The Beta distribution has support on the interval [0, 1].

## Probability density function

\begin{align} f(\theta; \alpha, \beta) = \frac{\theta^{\alpha-1}(1-\theta)^{\beta-1}}{B(\alpha, \beta)}, \end{align}

where

\begin{align} B(\alpha, \beta) = \frac{\Gamma(\alpha)\,\Gamma(\beta)}{\Gamma(\alpha + \beta)} \end{align}

is the Beta function.

## Moments

Mean: $$\displaystyle{\frac{\alpha}{\alpha + \beta}}$$

Variance: $$\displaystyle{\frac{\alpha\beta}{(\alpha + \beta)^2(\alpha + \beta + 1)}}$$

## Usage

Package

Syntax

NumPy

rg.beta(alpha, beta)

SciPy

scipy.stats.beta(alpha, beta)

Stan

beta(alpha, beta)

## Notes

• The story of the Beta distribution is difficult to parse. Most importantly, the Beta distribution allows us to put probabilities on unknown probabilities. It is only defined on $$0 \le \theta \le 1$$, and $$\theta$$ here can be interpreted as a probability, say of success in a Bernoulli trial.
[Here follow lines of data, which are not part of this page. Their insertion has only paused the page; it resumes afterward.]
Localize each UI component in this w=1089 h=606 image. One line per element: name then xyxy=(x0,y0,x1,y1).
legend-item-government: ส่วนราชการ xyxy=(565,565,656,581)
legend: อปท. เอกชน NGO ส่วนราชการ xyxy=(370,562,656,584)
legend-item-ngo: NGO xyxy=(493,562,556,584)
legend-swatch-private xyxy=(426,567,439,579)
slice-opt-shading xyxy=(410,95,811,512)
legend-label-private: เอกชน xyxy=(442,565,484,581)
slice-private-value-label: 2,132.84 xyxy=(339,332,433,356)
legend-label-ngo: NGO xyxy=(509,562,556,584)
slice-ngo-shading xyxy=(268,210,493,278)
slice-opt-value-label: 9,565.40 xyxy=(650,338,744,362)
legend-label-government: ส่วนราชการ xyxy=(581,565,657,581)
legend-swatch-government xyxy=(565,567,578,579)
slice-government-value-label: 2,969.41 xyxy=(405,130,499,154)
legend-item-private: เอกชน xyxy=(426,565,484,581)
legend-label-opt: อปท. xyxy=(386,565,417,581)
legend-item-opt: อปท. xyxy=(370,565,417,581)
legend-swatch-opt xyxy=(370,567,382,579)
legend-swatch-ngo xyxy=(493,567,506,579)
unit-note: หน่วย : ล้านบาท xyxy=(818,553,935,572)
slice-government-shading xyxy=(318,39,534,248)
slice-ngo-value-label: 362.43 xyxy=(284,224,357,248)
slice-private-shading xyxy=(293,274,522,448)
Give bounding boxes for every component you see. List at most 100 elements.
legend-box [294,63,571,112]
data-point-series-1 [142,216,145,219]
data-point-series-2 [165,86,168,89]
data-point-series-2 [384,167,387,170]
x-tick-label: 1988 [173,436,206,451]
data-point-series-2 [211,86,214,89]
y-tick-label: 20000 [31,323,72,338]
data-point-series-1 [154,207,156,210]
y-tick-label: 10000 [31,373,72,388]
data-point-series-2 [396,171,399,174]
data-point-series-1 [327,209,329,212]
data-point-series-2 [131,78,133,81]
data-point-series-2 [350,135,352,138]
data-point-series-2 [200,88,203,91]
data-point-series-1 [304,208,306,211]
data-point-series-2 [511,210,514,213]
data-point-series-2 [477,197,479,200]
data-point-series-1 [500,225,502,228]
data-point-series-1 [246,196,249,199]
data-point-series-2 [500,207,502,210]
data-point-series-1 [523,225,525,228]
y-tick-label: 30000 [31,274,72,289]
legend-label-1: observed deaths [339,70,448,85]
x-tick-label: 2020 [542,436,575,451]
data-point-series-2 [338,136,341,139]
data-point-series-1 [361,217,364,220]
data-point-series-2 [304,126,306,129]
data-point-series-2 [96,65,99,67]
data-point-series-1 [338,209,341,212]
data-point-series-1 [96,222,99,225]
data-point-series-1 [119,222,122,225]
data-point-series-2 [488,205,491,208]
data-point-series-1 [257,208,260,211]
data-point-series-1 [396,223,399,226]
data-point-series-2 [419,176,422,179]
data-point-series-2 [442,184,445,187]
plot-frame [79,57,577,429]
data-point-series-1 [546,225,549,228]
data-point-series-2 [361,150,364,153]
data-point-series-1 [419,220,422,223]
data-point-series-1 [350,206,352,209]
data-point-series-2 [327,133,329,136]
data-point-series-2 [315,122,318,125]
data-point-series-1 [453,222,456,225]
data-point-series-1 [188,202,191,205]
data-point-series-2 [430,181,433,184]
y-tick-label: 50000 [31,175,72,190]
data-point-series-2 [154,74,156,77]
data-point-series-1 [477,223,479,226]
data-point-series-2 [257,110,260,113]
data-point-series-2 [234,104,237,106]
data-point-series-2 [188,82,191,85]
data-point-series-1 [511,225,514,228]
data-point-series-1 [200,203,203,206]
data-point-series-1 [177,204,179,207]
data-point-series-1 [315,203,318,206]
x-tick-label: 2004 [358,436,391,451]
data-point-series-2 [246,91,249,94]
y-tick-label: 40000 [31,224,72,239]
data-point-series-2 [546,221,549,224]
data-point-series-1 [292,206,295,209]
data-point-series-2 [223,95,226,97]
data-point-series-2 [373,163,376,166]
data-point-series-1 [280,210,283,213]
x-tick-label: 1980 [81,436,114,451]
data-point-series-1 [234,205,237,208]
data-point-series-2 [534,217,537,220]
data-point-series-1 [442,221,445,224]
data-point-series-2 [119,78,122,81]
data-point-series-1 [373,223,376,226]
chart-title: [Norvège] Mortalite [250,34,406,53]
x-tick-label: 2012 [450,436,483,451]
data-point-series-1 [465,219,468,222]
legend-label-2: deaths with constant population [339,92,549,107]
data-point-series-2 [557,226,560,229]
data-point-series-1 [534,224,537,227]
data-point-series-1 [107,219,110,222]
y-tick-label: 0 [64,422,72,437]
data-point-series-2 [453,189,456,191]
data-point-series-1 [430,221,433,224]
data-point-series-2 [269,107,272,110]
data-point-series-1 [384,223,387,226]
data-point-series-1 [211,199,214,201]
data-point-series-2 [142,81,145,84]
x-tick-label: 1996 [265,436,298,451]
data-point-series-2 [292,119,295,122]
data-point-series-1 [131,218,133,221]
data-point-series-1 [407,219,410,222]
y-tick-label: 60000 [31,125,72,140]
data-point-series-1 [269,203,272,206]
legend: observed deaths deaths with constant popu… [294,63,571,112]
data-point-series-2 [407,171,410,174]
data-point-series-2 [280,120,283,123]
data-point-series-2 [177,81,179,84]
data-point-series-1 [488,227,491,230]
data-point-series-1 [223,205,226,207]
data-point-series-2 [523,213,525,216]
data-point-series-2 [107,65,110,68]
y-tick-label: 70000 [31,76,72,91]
• The case where $$\alpha = \beta = 0$$ is not technically a probability distribution because the PDF cannot be normalized. Nonetheless, it is often used as an improper prior, and this prior is known a Haldane prior, names after biologist J. B. S. Haldane. The case where $$\alpha = \beta = 1/2$$ is sometimes called a Jeffreys prior.

• The Beta distribution may also be parametrized in terms of the location parameter $$\phi$$ and concentration $$\kappa$$, which are related to $$\alpha$$ and $$\beta$$ as

\begin{split}\begin{align} &\phi = \frac{\alpha}{\alpha + \beta}, \\ &\kappa = \alpha + \beta. \end{align}\end{split}

The location parameter $$\phi$$ is the mean of the distribution and $$\kappa$$ is a measure of how broad it is. To convert back to an $$(\alpha, \beta)$$ parametrization from a $$(\phi, \kappa)$$ parametrization, use

\begin{split}\begin{align} &\alpha = \phi \kappa, \\ &\beta = (1-\phi)\kappa. \end{align}\end{split}

The mean and variance in terms of $$\phi$$ and $$\kappa$$ are

Mean: $$\displaystyle{\phi}$$

Variance: $$\displaystyle{\frac{\phi(1-\phi)}{1+\kappa}}$$.